The point is - mutual competition is the determining force of the economy and with that to a large degree of society. And as long as that is so, the abolishment of intellectual property is madness.
But you are welcome to propose alternative economic models which allow for a lack of intellectual property.
Predictably, I'm going to absolutely disagree with this. I won't even argue about the competition as the main driving force bit, I'll accept it as a given for the purpose of this discussion. The obvious question remains:why are monopoly rights on ideas and technology necessary in that context? Isn't competition supposed to produce better results under a free exchange of ideas, through the unfettered use of new technology?
What you fear is that one company would develop something, and another copy it. I'll say:
that would be a good thing! Not to copy a good thing, a good process or a good product, is wasteful. Suppose a company now invented "the wheel"; reinventing the wheel in a thousand different ways just to evade a patent on the wheel is wasteful. Let companies pour less resources into making copies, instead of pouring them into making slightly different and probably inferior stuff. That means more resources left for investment on
really original stuff. Let prices be lowered faster by scale and efficiency gains by eliminating managed artificial scarcity.
And you will answer, predictably, that under these conditions the original company would not have invented the wheel in the first place, because the investment would not have been recouped.
But why was the investment high in the first place? Was the company doing fundamental research from scratch? How many actually do that? No, states do that. The high cost of research is, ironically, more and more tied, these days, to... patents! Patents held by others, and the need to acquire them or get around them. Fear of litigation. And its costs when it happens. Development can be incremental, and pay off easily, even with competitors copying what you do. Because... you will also be copying their developments.
There are two kinds of innovation: the radical one, new fields being opened, and the incremental one.
Those doing incremental development would not be harmed in the least bit by eradicating patents. The rate of development would probably increase as barriers to experimenting (costs of accessory "IP" and fear of litigation) were removed and incremental developments became the distinguishing factor among competing companies (they cannot be replicated by competitors overnight). The time window would be small, but it would be worth fighting for.

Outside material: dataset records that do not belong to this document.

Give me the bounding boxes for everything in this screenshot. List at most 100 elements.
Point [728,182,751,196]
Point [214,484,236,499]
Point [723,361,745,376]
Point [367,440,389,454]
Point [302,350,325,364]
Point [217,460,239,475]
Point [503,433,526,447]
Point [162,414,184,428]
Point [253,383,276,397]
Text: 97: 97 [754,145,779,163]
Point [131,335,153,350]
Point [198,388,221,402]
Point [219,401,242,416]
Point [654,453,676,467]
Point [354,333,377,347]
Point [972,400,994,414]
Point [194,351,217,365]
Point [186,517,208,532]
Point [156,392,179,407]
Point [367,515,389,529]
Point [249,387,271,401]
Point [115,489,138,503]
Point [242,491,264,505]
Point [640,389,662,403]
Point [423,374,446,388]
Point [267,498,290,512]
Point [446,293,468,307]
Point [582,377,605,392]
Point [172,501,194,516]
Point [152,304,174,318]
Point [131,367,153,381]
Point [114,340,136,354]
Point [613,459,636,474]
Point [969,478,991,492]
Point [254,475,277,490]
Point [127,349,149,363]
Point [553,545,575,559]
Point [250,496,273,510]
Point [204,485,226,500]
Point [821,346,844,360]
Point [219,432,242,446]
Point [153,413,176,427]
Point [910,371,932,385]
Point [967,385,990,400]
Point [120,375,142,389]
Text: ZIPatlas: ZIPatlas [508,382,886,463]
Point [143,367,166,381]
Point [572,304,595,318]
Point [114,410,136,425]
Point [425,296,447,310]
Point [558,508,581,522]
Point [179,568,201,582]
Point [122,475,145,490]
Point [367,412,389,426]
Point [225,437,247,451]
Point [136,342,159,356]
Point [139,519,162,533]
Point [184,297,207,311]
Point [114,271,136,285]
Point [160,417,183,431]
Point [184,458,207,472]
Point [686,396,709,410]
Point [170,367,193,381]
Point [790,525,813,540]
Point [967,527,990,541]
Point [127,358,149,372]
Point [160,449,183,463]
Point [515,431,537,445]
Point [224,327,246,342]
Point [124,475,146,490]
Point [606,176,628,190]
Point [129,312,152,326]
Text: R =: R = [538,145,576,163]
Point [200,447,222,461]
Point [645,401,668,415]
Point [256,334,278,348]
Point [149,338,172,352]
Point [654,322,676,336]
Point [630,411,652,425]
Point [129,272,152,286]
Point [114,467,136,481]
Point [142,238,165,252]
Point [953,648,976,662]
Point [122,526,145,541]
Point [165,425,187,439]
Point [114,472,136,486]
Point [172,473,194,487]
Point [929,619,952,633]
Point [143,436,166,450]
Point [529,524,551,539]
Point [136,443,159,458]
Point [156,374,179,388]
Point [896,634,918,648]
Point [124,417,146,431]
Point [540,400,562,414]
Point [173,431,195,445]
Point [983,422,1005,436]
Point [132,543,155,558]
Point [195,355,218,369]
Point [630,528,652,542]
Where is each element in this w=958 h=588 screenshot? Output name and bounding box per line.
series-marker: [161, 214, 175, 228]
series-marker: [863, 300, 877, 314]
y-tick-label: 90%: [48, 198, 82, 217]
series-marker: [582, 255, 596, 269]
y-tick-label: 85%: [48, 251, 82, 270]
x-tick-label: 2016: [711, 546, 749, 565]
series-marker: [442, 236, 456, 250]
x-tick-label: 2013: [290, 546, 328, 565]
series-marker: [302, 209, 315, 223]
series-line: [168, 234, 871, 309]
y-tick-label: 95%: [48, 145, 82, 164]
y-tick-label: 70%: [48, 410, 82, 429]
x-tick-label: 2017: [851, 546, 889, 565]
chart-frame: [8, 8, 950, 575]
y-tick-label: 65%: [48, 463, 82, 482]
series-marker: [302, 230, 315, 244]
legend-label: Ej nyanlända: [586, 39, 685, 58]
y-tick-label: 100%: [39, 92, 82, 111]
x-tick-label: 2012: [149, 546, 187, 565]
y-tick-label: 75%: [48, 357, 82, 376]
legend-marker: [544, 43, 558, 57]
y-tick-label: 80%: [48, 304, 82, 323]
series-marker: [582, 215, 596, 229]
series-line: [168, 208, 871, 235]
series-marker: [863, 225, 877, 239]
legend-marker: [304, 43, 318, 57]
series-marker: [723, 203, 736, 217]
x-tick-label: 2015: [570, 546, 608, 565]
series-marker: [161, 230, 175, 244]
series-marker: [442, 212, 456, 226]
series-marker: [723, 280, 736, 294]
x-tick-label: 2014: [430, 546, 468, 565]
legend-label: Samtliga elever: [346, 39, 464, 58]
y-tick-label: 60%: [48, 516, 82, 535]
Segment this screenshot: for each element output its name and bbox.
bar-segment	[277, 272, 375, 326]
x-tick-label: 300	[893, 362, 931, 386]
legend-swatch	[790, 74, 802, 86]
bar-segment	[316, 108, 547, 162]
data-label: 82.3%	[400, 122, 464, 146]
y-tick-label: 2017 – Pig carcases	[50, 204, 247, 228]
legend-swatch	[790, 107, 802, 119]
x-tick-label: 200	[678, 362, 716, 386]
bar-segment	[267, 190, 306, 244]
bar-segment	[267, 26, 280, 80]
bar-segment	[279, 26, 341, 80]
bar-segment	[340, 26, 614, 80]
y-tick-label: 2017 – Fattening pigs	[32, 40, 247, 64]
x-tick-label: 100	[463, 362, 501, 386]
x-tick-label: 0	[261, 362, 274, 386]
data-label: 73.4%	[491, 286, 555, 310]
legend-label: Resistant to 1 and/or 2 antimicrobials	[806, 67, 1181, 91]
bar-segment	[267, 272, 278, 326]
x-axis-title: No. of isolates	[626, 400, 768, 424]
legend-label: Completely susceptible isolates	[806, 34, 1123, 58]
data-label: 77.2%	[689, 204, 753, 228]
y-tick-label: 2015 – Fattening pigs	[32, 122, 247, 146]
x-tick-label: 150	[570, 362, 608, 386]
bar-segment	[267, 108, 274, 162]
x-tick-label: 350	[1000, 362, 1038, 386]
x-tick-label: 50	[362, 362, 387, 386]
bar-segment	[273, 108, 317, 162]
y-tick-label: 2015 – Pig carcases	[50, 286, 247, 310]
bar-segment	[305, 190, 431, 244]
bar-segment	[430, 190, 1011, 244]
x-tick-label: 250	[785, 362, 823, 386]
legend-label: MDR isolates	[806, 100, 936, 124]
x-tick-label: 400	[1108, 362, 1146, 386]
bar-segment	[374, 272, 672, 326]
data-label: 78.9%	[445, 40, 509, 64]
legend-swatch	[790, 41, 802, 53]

And those doing radical innovation would always have a considerable head start over any competition, because of what we call "business secrets". That doesn't mean they won't go down due to poor decisions, but it means that they have a confortable window of time to recouup investments. Most real innovators either become millionaires or fail because of lack of business skills. Not because of lack of "IP protection".
In fact in every new area ever opened there was no "IP protection" to start with: software was more freely copied in the past and not patentable, genes were not patentable, chemistry in the late 19th/early 20th century quickly developed without patents, etc. Patents came in, in each of those cases, as established companies lobbied to lock out competitors from their market after having grown rich enough to buy the political influence necessary.